During our October book club, Caitlin and I were discussing my recent adventures and excitement while closet purging and she graciously offered a space on her blog. I was super excited to share my message but then felt nervous that I didn't know where to start! Plus, I tend to be long I decided to divide my message into three pieces because its not just about closets or clothes but about living in the present moment (Mindfulness), simplifying your life (Minimalism), and improved health while living sustainably! I hope to inspire, to motivate, and to make real and positive changes in your life!


I must already correct myself from above, as it was my husband who first introduced me to mindful living and specifically the teachings of Thich Nhat Hanh. Before him I was emotionally charged, constantly "on-the-go" and always looking ahead to greener pastures, yet never satisfied. I was looking for purpose or attention or fulfillment in all the wrong places: men, dance clubs, alcohol, Coach purses! I HIGHLY recommend reading his work. He became a Buddist monk at age 16 and has written over 100 books, poems and articles. If you are really motivated he has two mindfulness practice centers in the United States located in Vermont and California; please refer to for more information.


According to the Plum Village website, "Mindfulness is the energy of being aware and awake to the present moment. It is the continuous practice of touching life deeply in every moment of daily life. To be mindful is to be truly alive, present and at one with those around you and with what you are doing."

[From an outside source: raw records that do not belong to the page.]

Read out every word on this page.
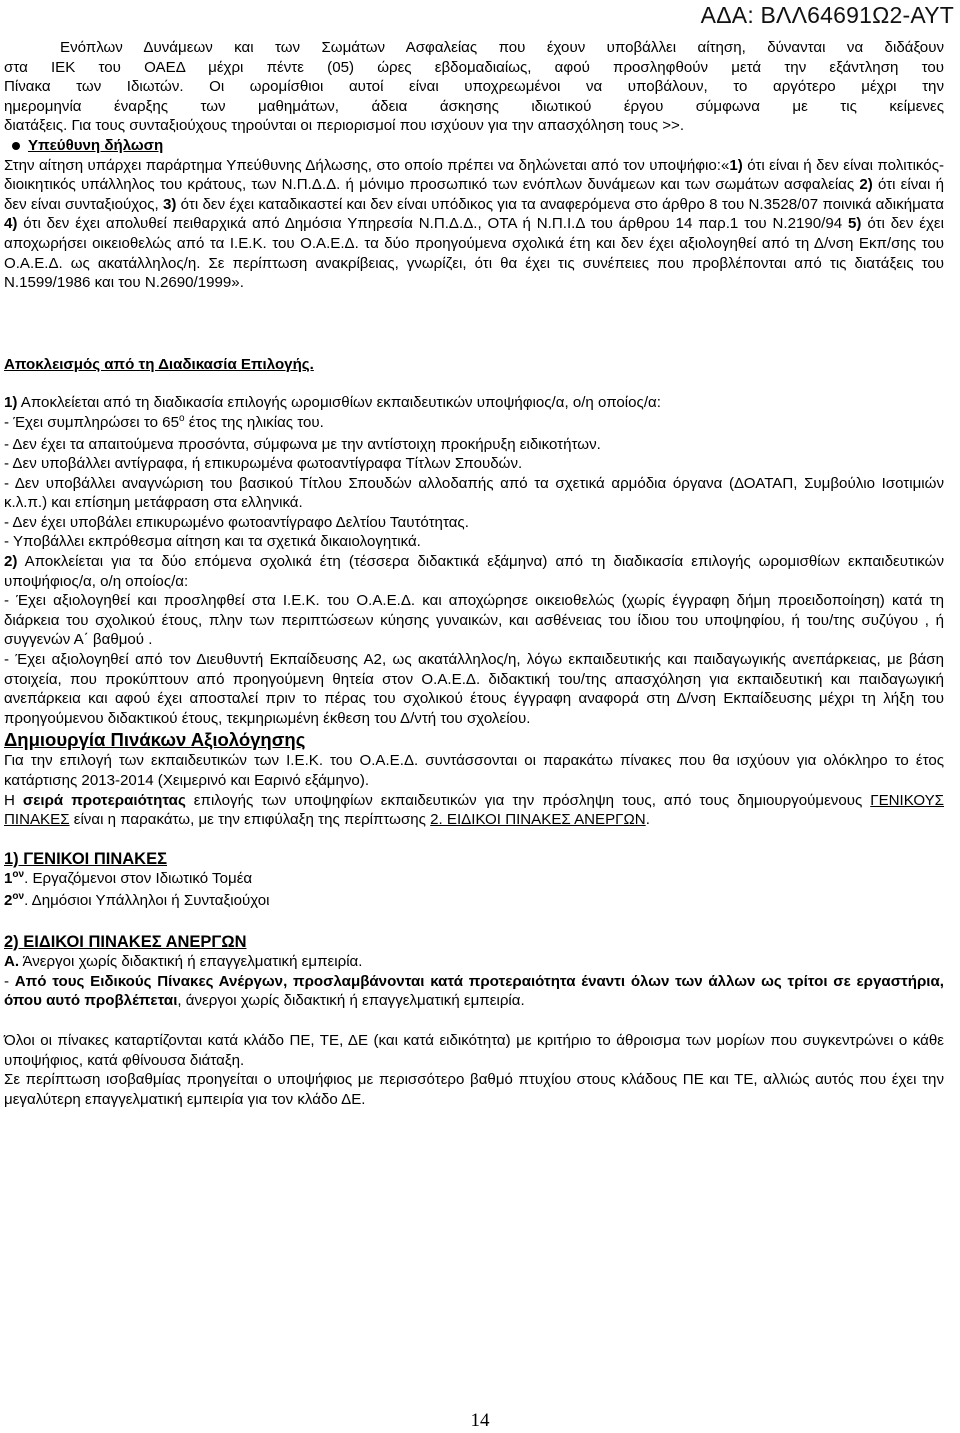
ΑΔΑ: ΒΛΛ64691Ω2-ΑΥΤ

Ενόπλων Δυνάμεων και των Σωμάτων Ασφαλείας που έχουν υποβάλλει αίτηση, δύνανται να διδάξουν

στα ΙΕΚ του ΟΑΕΔ μέχρι πέντε (05) ώρες εβδομαδιαίως, αφού προσληφθούν μετά την εξάντληση του

Πίνακα των Ιδιωτών. Οι ωρομίσθιοι αυτοί είναι υποχρεωμένοι να υποβάλουν, το αργότερο μέχρι την

ημερομηνία έναρξης των μαθημάτων, άδεια άσκησης ιδιωτικού έργου σύμφωνα με τις κείμενες

διατάξεις. Για τους συνταξιούχους τηρούνται οι περιορισμοί που ισχύουν για την απασχόληση τους >>.

Υπεύθυνη δήλωση

Στην αίτηση υπάρχει παράρτημα Υπεύθυνης Δήλωσης, στο οποίο πρέπει να δηλώνεται από τον υποψήφιο:«1) ότι είναι ή δεν είναι πολιτικός-διοικητικός υπάλληλος του κράτους, των Ν.Π.Δ.Δ. ή μόνιμο προσωπικό των ενόπλων δυνάμεων και των σωμάτων ασφαλείας 2) ότι είναι ή δεν είναι συνταξιούχος, 3) ότι δεν έχει καταδικαστεί και δεν είναι υπόδικος για τα αναφερόμενα στο άρθρο 8 του Ν.3528/07 ποινικά αδικήματα 4) ότι δεν έχει απολυθεί πειθαρχικά από Δημόσια Υπηρεσία Ν.Π.Δ.Δ., ΟΤΑ ή Ν.Π.Ι.Δ του άρθρου 14 παρ.1 του Ν.2190/94 5) ότι δεν έχει αποχωρήσει οικειοθελώς από τα Ι.Ε.Κ. του Ο.Α.Ε.Δ. τα δύο προηγούμενα σχολικά έτη και δεν έχει αξιολογηθεί από τη Δ/νση Εκπ/σης του Ο.Α.Ε.Δ. ως ακατάλληλος/η. Σε περίπτωση ανακρίβειας, γνωρίζει, ότι θα έχει τις συνέπειες που προβλέπονται από τις διατάξεις του Ν.1599/1986 και του Ν.2690/1999».

Αποκλεισμός από τη Διαδικασία Επιλογής.

1) Αποκλείεται από τη διαδικασία επιλογής ωρομισθίων εκπαιδευτικών υποψήφιος/α, ο/η οποίος/α:

- Έχει συμπληρώσει το $65^o$ έτος της ηλικίας του.

- Δεν έχει τα απαιτούμενα προσόντα, σύμφωνα με την αντίστοιχη προκήρυξη ειδικοτήτων.

- Δεν υποβάλλει αντίγραφα, ή επικυρωμένα φωτοαντίγραφα Τίτλων Σπουδών.

- Δεν υποβάλλει αναγνώριση του βασικού Τίτλου Σπουδών αλλοδαπής από τα σχετικά αρμόδια όργανα (ΔΟΑΤΑΠ, Συμβούλιο Ισοτιμιών κ.λ.π.) και επίσημη μετάφραση στα ελληνικά.

- Δεν έχει υποβάλει επικυρωμένο φωτοαντίγραφο Δελτίου Ταυτότητας.

- Υποβάλλει εκπρόθεσμα αίτηση και τα σχετικά δικαιολογητικά.

2) Αποκλείεται για τα δύο επόμενα σχολικά έτη (τέσσερα διδακτικά εξάμηνα) από τη διαδικασία επιλογής ωρομισθίων εκπαιδευτικών υποψήφιος/α, ο/η οποίος/α:

- Έχει αξιολογηθεί και προσληφθεί στα Ι.Ε.Κ. του Ο.Α.Ε.Δ. και αποχώρησε οικειοθελώς (χωρίς έγγραφη δήμη προειδοποίηση) κατά τη διάρκεια του σχολικού έτους, πλην των περιπτώσεων κύησης γυναικών, και ασθένειας του ίδιου του υποψηφίου, ή του/της συζύγου , ή συγγενών Α΄ βαθμού .

- Έχει αξιολογηθεί από τον Διευθυντή Εκπαίδευσης Α2, ως ακατάλληλος/η, λόγω εκπαιδευτικής και παιδαγωγικής ανεπάρκειας, με βάση στοιχεία, που προκύπτουν από προηγούμενη θητεία στον Ο.Α.Ε.Δ. διδακτική του/της απασχόληση για εκπαιδευτική και παιδαγωγική ανεπάρκεια και αφού έχει αποσταλεί πριν το πέρας του σχολικού έτους έγγραφη αναφορά στη Δ/νση Εκπαίδευσης μέχρι τη λήξη του προηγούμενου διδακτικού έτους, τεκμηριωμένη έκθεση του Δ/ντή του σχολείου.

Δημιουργία Πινάκων Αξιολόγησης

Για την επιλογή των εκπαιδευτικών των Ι.Ε.Κ. του Ο.Α.Ε.Δ. συντάσσονται οι παρακάτω πίνακες που θα ισχύουν για ολόκληρο το έτος κατάρτισης 2013-2014 (Χειμερινό και Εαρινό εξάμηνο).

Η σειρά προτεραιότητας επιλογής των υποψηφίων εκπαιδευτικών για την πρόσληψη τους, από τους δημιουργούμενους ΓΕΝΙΚΟΥΣ ΠΙΝΑΚΕΣ είναι η παρακάτω, με την επιφύλαξη της περίπτωσης 2. ΕΙΔΙΚΟΙ ΠΙΝΑΚΕΣ ΑΝΕΡΓΩΝ.

1) ΓΕΝΙΚΟΙ ΠΙΝΑΚΕΣ

$1^{o\nu}$. Εργαζόμενοι στον Ιδιωτικό Τομέα

$2^{o\nu}$. Δημόσιοι Υπάλληλοι ή Συνταξιούχοι

2) ΕΙΔΙΚΟΙ ΠΙΝΑΚΕΣ ΑΝΕΡΓΩΝ

Α. Άνεργοι χωρίς διδακτική ή επαγγελματική εμπειρία.

- Από τους Ειδικούς Πίνακες Ανέργων, προσλαμβάνονται κατά προτεραιότητα έναντι όλων των άλλων ως τρίτοι σε εργαστήρια, όπου αυτό προβλέπεται, άνεργοι χωρίς διδακτική ή επαγγελματική εμπειρία.

Όλοι οι πίνακες καταρτίζονται κατά κλάδο ΠΕ, ΤΕ, ΔΕ (και κατά ειδικότητα) με κριτήριο το άθροισμα των μορίων που συγκεντρώνει ο κάθε υποψήφιος, κατά φθίνουσα διάταξη.

Σε περίπτωση ισοβαθμίας προηγείται ο υποψήφιος με περισσότερο βαθμό πτυχίου στους κλάδους ΠΕ και ΤΕ, αλλιώς αυτός που έχει την μεγαλύτερη επαγγελματική εμπειρία για τον κλάδο ΔΕ.

14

THE BASICS of Thich Nhat Hanh:

  1. Be present in each moment:
    1. Breathe in "I am breathing in"; breathe out "I am breathing out".
    2. If you are feeling a strong emotion, this is easily modified: breathe in "I breathe in mindfulness/compassion/peace"; breathe out "I breathe out anger/negativity/disappointment".
  2. Use deep listening:
    1. Be quiet first. Truly listen. Eliminate external and internal distraction. Do not offer advice.
  3. Use compassionate communication:
    1. Speak from your heart. Mean what you say. "Dear one, I'm sorry I have caused you suffering by ___."
  4. Mindful eating:
    1. Reduce the amount of toxins (i.e.: smoking, alcohol, chemically processed junk foods, etc.)
    2. Where did your food come from? Was it previously living a happy life? We chose to eliminate most meat products from our diet. If we could afford it, we would stick to whole natural fresh foods.
  5. Mindful cultural consumption:
    1. Think about the moral quality of the media you consume (television, books, magazines, music, etc.).
    2. Think about the amount of time spent in front of a screen with mindless consumption vs. the amount of time you spend in the real world creating or giving back, exercising, meditation/prayer, etc.  
NOTE: these are easier said than done. Remember this is a practice, which means ongoing growth and development of a new skill. Did you know it takes 20 days to make something into a habit?

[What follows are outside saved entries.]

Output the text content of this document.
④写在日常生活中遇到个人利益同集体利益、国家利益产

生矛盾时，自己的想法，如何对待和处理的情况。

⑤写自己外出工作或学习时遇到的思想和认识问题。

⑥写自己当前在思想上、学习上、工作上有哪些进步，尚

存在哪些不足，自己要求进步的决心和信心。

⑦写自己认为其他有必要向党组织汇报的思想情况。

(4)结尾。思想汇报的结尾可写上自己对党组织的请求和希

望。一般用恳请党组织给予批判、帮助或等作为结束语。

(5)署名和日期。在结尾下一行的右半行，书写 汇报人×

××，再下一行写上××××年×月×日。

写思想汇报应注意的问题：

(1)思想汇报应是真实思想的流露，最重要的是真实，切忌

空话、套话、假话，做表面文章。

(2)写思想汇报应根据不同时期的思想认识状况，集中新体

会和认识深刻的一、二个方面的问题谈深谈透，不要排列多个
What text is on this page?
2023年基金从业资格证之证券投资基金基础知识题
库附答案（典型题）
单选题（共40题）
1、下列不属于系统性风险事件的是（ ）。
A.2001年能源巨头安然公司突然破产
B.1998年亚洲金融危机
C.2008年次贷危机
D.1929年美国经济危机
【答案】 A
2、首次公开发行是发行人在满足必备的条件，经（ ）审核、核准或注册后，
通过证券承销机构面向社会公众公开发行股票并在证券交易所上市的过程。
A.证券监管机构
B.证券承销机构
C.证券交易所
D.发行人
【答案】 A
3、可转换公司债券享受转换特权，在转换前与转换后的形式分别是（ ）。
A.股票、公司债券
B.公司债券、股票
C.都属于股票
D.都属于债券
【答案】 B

The root of mindfulness is to be completely and totally present in every moment. This is incredibly challenging in the typical American culture when everyone seems obsessed with technology: "liking", pinning, tweeting, cyber bullying is a new issue, and now even Google Glass literally glued to your face! It seems everyone wants the newest gadget and people brag about their abilities to "multi-task" using each new tech gadget while spending more and more time distracted by a "virtual reality" and completely absent from the present moment in real time in this physical reality.

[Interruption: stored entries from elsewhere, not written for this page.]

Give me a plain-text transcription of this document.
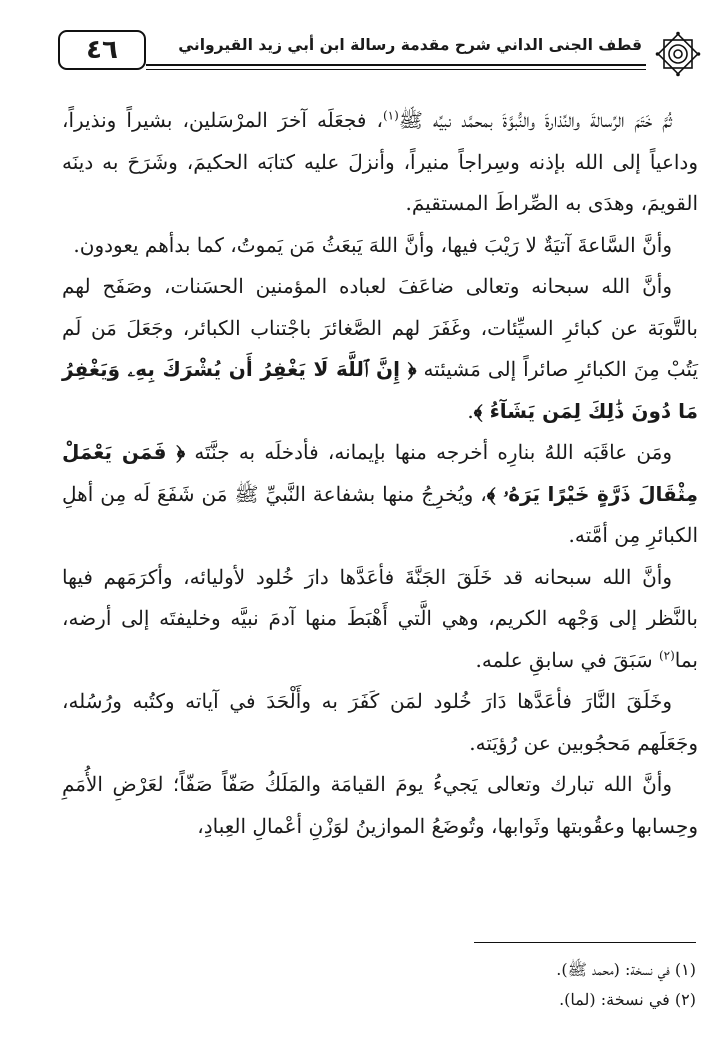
٤٦	قطف الجنى الداني شرح مقدمة رسالة ابن أبي زيد القيرواني

ثُمَّ خَتَمَ الرِّسالةَ والنِّذارةَ والنُّبوَّةَ بمحمَّد نبيِّه ﷺ$^{(١)}$، فجعَلَه آخرَ المرْسَلين، بشيراً ونذيراً، وداعياً إلى الله بإذنه وسِراجاً منيراً، وأنزلَ عليه كتابَه الحكيمَ، وشَرَحَ به دينَه القويمَ، وهدَى به الصِّراطَ المستقيمَ.

وأنَّ السَّاعةَ آتيَةٌ لا رَيْبَ فيها، وأنَّ اللهَ يَبعَثُ مَن يَموتُ، كما بدأهم يعودون.

وأنَّ الله سبحانه وتعالى ضاعَفَ لعباده المؤمنين الحسَنات، وصَفَح لهم بالتَّوبَة عن كبائرِ السيِّئات، وغَفَرَ لهم الصَّغائرَ باجْتناب الكبائر، وجَعَلَ مَن لَم يَتُبْ مِنَ الكبائرِ صائراً إلى مَشيئته ﴿ إِنَّ ٱللَّهَ لَا يَغْفِرُ أَن يُشْرَكَ بِهِۦ وَيَغْفِرُ مَا دُونَ ذَٰلِكَ لِمَن يَشَآءُ ﴾.

ومَن عاقَبَه اللهُ بنارِه أخرجه منها بإيمانه، فأدخلَه به جنَّتَه ﴿ فَمَن يَعْمَلْ مِثْقَالَ ذَرَّةٍ خَيْرًا يَرَهُۥ ﴾، ويُخرِجُ منها بشفاعة النَّبيِّ ﷺ مَن شَفَعَ لَه مِن أهلِ الكبائرِ مِن أمَّته.

وأنَّ الله سبحانه قد خَلَقَ الجَنَّةَ فأعَدَّها دارَ خُلود لأوليائه، وأكرَمَهم فيها بالنَّظر إلى وَجْهه الكريم، وهي الَّتي أَهْبَطَ منها آدمَ نبيَّه وخليفتَه إلى أرضه، بما$^{(٢)}$ سَبَقَ في سابقِ علمه.

وخَلَقَ النَّارَ فأعَدَّها دَارَ خُلود لمَن كَفَرَ به وأَلْحَدَ في آياته وكتُبه ورُسُله، وجَعَلَهم مَحجُوبين عن رُؤيَته.

وأنَّ الله تبارك وتعالى يَجيءُ يومَ القيامَة والمَلَكُ صَفّاً صَفّاً؛ لعَرْضِ الأُمَمِ وحِسابها وعقُوبتها وثَوابها، وتُوضَعُ الموازينُ لوَزْنِ أعْمالِ العِبادِ،

(١) في نسخة: (محمد ﷺ).

(٢) في نسخة: (لما).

American mainstream media seems to be hitting an all time low in regards to their moral compass ("reality" television, sexual performances - Miley Cyrus, poor girl!). It has been a work in progress. In 2009 we chose to stop paying for cable, but kept our Netflix account. Then, in 2011, we eliminated our television and DVD player all together. Sometimes I "cheat" and watch a few shows fairly regularly via online streaming but it's down to about 60 minutes per week. We still keep up with news and pop culture with YouTube on a daily basis...but today I decided to eliminate all online media (yes, including Facebook and YouTube!) and pop/radio music for 20 days to see if I can start some more mindful and productive or creative habits.

Mindfulness is taking care of your body, your spirit, and your mind with clear intention. It is being present and aware of every breath, bite, emotion, action, reaction. Thich Nhat Hanh writes, "just enjoy whatever you are doing, and do it deeply." Let the peace of intention and mindfulness be with you every moment of your day!

Amanda Masters is a pediatric occupational therapist by day; book club fanatic and mindful meditation student by night.

1 comment:

  1. Awesome post Amanda! I will definitely keep in mind these tips.